UPSC CSE Mains Syllabus: GS-2- India and its neighborhood- relations.
Indus Water Treaty – Abrogation or Remodification
- September 19 marks the 60th anniversary of the Indus Water Treaty (IWT) between India and Pakistan, a treaty that is often cited as an example of the possibilities of peaceful coexistence that exist despite the troubled relationship.
- However, Of late India is under pressure to rethink the extent to which it can remain committed to the provisions, as its overall political relations with Pakistan becomes intractable.
How was the rights divided:
- Partitioning the Indus rivers system was inevitable after the Partition of India in 1947.
- The sharing formula devised after prolonged negotiations sliced the Indus system into two halves.
- The three ‘western rivers’ (Indus, Jhelum and Chenab) went to Pakistan and the three ‘eastern rivers’ (Sutlej, Ravi and Beas) were portioned to India.
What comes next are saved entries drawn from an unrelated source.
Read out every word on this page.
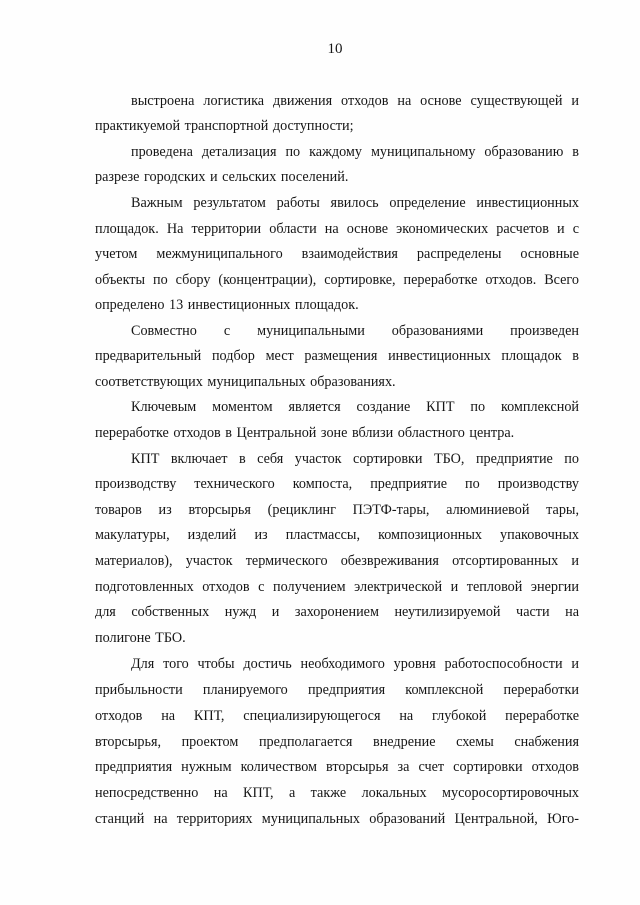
10
выстроена логистика движения отходов на основе существующей и
практикуемой транспортной доступности;
проведена детализация по каждому муниципальному образованию в
разрезе городских и сельских поселений.
Важным результатом работы явилось определение инвестиционных
площадок. На территории области на основе экономических расчетов и с
учетом межмуниципального взаимодействия распределены основные
объекты по сбору (концентрации), сортировке, переработке отходов. Всего
определено 13 инвестиционных площадок.
Совместно с муниципальными образованиями произведен
предварительный подбор мест размещения инвестиционных площадок в
соответствующих муниципальных образованиях.
Ключевым моментом является создание КПТ по комплексной
переработке отходов в Центральной зоне вблизи областного центра.
КПТ включает в себя участок сортировки ТБО, предприятие по
производству технического компоста, предприятие по производству
товаров из вторсырья (рециклинг ПЭТФ-тары, алюминиевой тары,
макулатуры, изделий из пластмассы, композиционных упаковочных
материалов), участок термического обезвреживания отсортированных и
подготовленных отходов с получением электрической и тепловой энергии
для собственных нужд и захоронением неутилизируемой части на
полигоне ТБО.
Для того чтобы достичь необходимого уровня работоспособности и
прибыльности планируемого предприятия комплексной переработки
отходов на КПТ, специализирующегося на глубокой переработке
вторсырья, проектом предполагается внедрение схемы снабжения
предприятия нужным количеством вторсырья за счет сортировки отходов
непосредственно на КПТ, а также локальных мусоросортировочных
станций на территориях муниципальных образований Центральной, Юго-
- India conceded 80.52 per cent of the aggregate water flows in the Indus system to Pakistan.
- It also gave Rs 83 crore in pounds sterling to Pakistan to help build replacement canals from the western rivers.
- India conceded its upper riparian position on the western rivers for the complete rights on the eastern rivers.
India and eastern rivers:
- Water was critical for India’s development plans.
- It was vital to get the waters of the ‘eastern rivers’ for the proposed Rajasthan canal and the Bhakra Dam without which both Punjab and Rajasthan would be left dry, severely hampering India’s food production.
- Jawaharlal Nehru, while inaugurating the Bhakra Canals in 1963, described it as “a gigantic achievement and a symbol of the nation’s energy and enterprise”.
- In Pakistan, however, it was an occasion of strong resentment, grieving that India got away with the total flow of 33 million acre-feet on the eastern rivers.
- Nehru was always conscious that the Bhakra Canals should not be at the cost of reduced water supplies to Pakistan.
- However, he was also very clear that India’s interest on the eastern rivers should be protected.
Pakistan’s scepticism:
- The Pakistan leadership considers the sharing of the waters with India an unfinished business. What is disputable today has nothing to do with water sharing.
- Water sharing is settled under the IWT. However, there are disputes on whether the Indian projects on the western rivers, conform to the technical stipulations.
- Being a lower riparian state, Pakistan’s scepticism of India allows it to increasingly politicise the issue.
- Pakistan maintains high troop levels and alertness around the canals on the eastern front, fearing that India will try to take control of the western rivers.
- Clearly, due to its strategic location and importance, the Indus basin continues to receive considerable international attention.
Clamour for abrogation:
- There is a clamour in India for abrogating the IWT as a response to Pakistan’s cross-border terrorism and intransigence.
- Any attempt towards this would require a number of politico-diplomatic and hydrological factors to be determined as also a political consensus.
- The treaty has remained “uninterrupted”.
- This is because India respects its signatory and values trans-boundary rivers as an important connector in the region.
- There have been several instances of terror attacks — Indian Parliament in 2001, Mumbai in 2008, and the incidents in Uri in 2016 and Pulwama in 2019.
- This could have prompted India, within the Vienna Convention on the Law of Treaties, to withdraw from the IWT.
- However, on each occasion, India chose not to do so.
Renegotiation
- There also a growing debate to modify the existing IWT.
- With a new set of hydrological realities, advanced engineering methods in dam construction and de-siltation, there is an urgent need to look at it afresh.
- Article XII of the IWT says that it “may from time to time be modified”.
- It also adds “by a duly ratified treaty concluded for that purpose between the two governments”.
Way Forward:
- Pakistan will see no merit in any modification having already got a good deal in 1960.
- India’s best option, therefore, would be to optimise the provisions of the treaty.
- India has been woefully wanting in not utilising the 3.6 million acre feet (MAF) of “permissible storage capacity” granted by the IWT on the western rivers.
- Poor water development projects have allowed 2-3 MAF of water to easily flow into Pakistan which needs to be urgently utilised.
- Further, out of the total estimated capacity of 11406 MW electricity that can be harnessed from the three western rivers in Kashmir, only 3034 MW has been tapped so far.